If this year has taught me anything, it’s that media catering to my niche thematic taste should always be taken with a grain of salt. That way, when said media inevitably disappoints and fails to live up to expectations, the resulting feelings of inadequacy will closer resemble a minor slight than a grievous wound. It might be a bit dramatic, but this sentiment perfectly captures the feelings that linger after completing Cyanide’s CALL OF CTHULHU, especially if you are a fan of the material that inspired it.
What particularly stings about going through the ringer is that I really wanted to like the game, despite its flaws. This game had been in development for well over three years, and obviously pulls from other Lovecraftian material (namely the other CALL OF CTHULHU game), as well as heavily from the tabletop RPG. Too few are titles that actually manage to embody the je ne sais quoi of H.P. Lovecraft’s eldritch mythos, evoking themes of inquellable machinations far beyond our understanding. And too many are the ones that think just slapping on the Lovecraft label and some tentacle-laden imagery is enough to call it a day. CALL OF CTHULHU frustratingly teeters on the latter, falling just short of putting the minimum effort into what it presumes to be.
“Using a green tint means it’s spooooooky. Just FYI.”
Credit where it’s due: CALL OF CTHULU’s first half is by far the strongest component of the entire experience, hiding many of the game’s failings behind a degree of competence. Thematically, it strikes a chord in portraying the experience I desperately wanted to be immersed in: slow burn, old-world macabre, and a drive towards forbidden knowledge. Player character Edward Pierce, a neurotic private investigator charged with looking into several deaths on the aptly-named Darkwater Island, is a shoe-in for your typical Lovecraftian lead, and somehow manages to become more relatable once the madness commences.
The obligatory sanity system gets kudos by presenting some interesting surreality to otherwise bland encounters, limiting your ability to choose rational decisions in dialogue, as well as slowly seeping in hallucinations that may hint towards a much more sinister end for the story. And even some of the level design demonstrates the cerebral appeal of the genre. In particular, the level involving Pierce’s stint trapped between a normal and nightmare-reality version of an insane asylum, and pushing players to escape both by traversing between the two, provide players with chills indicative of the genre and the chance to exercise their ingenuity (if only briefly).
Evisceration therapy was very “in” during the 1920s
However, what joy that exists in briefly-realized glimpses of Lovecraftian furor is soured by some sorely underdeveloped mechanics. Lifting from its tabletop RPG predecessor, the game allows the player to level up Pierce’s attributes via accumulated character points, with each attribute supposedly allowing for new means of interacting with the characters or the environment. Some developments, such as making Pierce more eloquent or have a stronger understanding of psychology, may potentially net him better results in siphoning information out of the island’s residents, or allow him to better piece together evidence.

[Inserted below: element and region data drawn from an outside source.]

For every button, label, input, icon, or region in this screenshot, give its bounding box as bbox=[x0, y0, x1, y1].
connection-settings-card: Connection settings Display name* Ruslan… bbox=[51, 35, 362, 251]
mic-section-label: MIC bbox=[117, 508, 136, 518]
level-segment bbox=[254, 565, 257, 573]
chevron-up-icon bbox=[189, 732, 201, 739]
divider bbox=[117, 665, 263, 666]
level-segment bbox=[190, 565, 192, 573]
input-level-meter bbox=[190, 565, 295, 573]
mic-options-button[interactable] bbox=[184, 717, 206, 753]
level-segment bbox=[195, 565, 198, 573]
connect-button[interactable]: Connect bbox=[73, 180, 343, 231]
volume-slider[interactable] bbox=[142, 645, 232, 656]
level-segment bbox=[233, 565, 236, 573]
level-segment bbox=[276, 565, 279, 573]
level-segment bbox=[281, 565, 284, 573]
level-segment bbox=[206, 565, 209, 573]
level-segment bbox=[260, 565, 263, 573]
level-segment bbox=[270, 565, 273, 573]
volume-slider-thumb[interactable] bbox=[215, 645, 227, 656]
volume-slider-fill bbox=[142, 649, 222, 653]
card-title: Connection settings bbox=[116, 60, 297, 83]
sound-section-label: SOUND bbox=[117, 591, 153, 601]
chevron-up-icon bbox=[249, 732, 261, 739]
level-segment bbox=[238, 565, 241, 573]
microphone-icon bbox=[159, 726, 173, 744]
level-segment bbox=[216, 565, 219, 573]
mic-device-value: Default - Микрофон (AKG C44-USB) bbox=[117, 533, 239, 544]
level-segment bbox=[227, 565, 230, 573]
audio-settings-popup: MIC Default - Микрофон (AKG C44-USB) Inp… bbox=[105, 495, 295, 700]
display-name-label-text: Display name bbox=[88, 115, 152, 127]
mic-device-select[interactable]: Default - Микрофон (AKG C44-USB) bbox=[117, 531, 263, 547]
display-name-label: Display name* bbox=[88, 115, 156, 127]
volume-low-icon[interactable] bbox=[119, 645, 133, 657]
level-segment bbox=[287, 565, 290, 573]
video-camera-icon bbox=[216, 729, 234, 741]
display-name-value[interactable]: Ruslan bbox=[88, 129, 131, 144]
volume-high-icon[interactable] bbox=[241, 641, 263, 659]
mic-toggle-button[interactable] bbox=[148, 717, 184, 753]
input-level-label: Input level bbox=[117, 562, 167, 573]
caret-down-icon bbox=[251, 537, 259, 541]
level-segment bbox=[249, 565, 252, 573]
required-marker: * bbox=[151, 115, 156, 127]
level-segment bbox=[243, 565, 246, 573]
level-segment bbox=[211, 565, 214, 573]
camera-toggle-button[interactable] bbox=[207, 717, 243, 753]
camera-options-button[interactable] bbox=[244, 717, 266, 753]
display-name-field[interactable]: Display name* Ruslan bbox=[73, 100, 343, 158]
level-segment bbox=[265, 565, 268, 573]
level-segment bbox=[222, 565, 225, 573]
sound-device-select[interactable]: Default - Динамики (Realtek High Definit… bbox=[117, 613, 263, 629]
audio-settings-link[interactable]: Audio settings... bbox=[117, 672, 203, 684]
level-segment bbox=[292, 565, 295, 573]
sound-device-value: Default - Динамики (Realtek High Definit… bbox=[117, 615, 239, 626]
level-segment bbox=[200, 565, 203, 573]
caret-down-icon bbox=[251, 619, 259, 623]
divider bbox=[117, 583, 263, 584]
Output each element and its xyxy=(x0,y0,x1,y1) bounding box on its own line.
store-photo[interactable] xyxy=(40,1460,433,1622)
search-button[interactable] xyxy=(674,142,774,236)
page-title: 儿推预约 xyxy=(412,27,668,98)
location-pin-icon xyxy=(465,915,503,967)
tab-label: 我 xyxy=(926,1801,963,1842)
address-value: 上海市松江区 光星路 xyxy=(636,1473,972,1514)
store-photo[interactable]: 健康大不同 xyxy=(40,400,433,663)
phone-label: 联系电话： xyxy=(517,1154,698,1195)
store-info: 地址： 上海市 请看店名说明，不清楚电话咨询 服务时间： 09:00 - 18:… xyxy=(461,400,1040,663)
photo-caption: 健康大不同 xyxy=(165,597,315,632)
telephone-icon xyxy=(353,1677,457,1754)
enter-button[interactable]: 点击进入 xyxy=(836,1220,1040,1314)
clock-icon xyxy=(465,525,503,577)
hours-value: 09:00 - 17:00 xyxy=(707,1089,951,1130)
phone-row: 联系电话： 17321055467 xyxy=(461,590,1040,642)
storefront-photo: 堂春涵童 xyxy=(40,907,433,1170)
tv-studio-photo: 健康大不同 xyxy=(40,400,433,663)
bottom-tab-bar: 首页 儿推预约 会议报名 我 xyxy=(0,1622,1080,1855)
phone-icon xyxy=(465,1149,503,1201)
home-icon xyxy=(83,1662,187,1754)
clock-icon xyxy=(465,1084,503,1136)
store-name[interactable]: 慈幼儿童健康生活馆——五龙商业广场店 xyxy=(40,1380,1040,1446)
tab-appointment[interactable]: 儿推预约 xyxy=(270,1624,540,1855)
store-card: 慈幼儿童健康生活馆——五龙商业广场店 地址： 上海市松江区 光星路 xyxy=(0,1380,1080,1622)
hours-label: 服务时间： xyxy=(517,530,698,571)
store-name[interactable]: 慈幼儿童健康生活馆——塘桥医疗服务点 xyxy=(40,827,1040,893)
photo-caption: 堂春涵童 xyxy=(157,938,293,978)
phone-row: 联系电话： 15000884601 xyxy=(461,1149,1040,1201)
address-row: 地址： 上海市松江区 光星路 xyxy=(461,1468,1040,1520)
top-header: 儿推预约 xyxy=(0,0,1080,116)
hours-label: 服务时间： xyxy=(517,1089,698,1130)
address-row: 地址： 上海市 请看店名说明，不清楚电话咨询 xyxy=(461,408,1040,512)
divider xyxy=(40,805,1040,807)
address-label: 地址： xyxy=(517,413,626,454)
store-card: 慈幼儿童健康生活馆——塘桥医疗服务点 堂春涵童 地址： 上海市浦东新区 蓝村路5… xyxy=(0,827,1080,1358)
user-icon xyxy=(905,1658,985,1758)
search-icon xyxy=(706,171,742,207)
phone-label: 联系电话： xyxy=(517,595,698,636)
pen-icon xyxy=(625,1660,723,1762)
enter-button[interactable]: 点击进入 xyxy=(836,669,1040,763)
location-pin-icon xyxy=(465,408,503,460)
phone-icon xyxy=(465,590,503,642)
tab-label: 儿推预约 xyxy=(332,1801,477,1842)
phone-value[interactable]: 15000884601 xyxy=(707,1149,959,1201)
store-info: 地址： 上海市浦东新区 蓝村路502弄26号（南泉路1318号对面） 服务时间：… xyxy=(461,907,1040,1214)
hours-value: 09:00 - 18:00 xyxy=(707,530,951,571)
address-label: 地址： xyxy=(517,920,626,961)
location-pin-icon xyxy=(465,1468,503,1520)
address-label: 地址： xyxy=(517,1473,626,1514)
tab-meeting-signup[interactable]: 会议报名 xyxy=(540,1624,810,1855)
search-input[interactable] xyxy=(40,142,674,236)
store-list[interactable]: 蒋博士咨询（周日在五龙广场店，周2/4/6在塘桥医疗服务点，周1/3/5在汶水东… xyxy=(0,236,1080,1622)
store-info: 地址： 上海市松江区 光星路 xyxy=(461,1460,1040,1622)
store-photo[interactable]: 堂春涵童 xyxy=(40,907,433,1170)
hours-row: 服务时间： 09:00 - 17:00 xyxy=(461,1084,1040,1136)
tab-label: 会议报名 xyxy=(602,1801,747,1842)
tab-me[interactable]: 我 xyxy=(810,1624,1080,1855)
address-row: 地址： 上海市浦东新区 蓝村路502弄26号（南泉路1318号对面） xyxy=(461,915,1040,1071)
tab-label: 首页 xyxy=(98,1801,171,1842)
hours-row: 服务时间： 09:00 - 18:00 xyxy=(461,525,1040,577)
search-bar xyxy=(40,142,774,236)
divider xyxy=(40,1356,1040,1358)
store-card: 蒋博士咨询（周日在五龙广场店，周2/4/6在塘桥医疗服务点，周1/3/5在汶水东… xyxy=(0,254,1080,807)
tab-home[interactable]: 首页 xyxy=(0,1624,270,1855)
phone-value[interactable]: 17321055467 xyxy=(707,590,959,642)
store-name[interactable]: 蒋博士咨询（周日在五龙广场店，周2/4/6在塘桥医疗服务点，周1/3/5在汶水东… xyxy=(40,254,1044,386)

Yet many of these attributes, diverse though they may be, seem completely perfunctory in their inclusion, offering nothing to the player but to say, “Hey, we exist.” Raising your Strength stat may help you defend yourself in a fight or move heavy objects more easily, but what good is investment if there’s a grand total of one fight (a late game shoot-out, no less) and a generous three instances where your strength “matters” to unlock an alternative path? The vast majority of the elements presented, even ones that seem like they may offer a dip into some tasty lore or offer a unique way to unfold the story, feel worthless when you realize the extreme linearity of the experience makes what you choose to invest in a moot point.
If only I invested in my ‘Art Appreciation’ tree . . .
Yet more egregious in CALL OF CTHULHU are some of the more fundamental gameplay mechanics. Despite representing a mythos whose main draw aside from nightmarish imagery is mystery and intrigue, the portions of the game involving detective work, puzzle-solving, and critical thought invariably feel lackluster. These segments run the gamut of game design faux pas, from mindlessly clicking every glowing object in a room, to frustrating escapes from eldritch abominations whose solutions boil down to repeated trial-and-error. This, in conjunction with clunkily-implemented stealth sequences and a tired “This will change your destiny” motif make the whole experience feel shoddily mish-mashed together from disparate sources.
It is truly disheartening to consider the potential that lay dormant within CALL OF CTHULHU, especially when the game occasionally displays at least some understanding of what makes its source material iconic. But occasional brilliance does not beset rampant mediocrity, no matter how badly one may wish that was the case. Perhaps this one should just be left to slumber in the shadowy depths.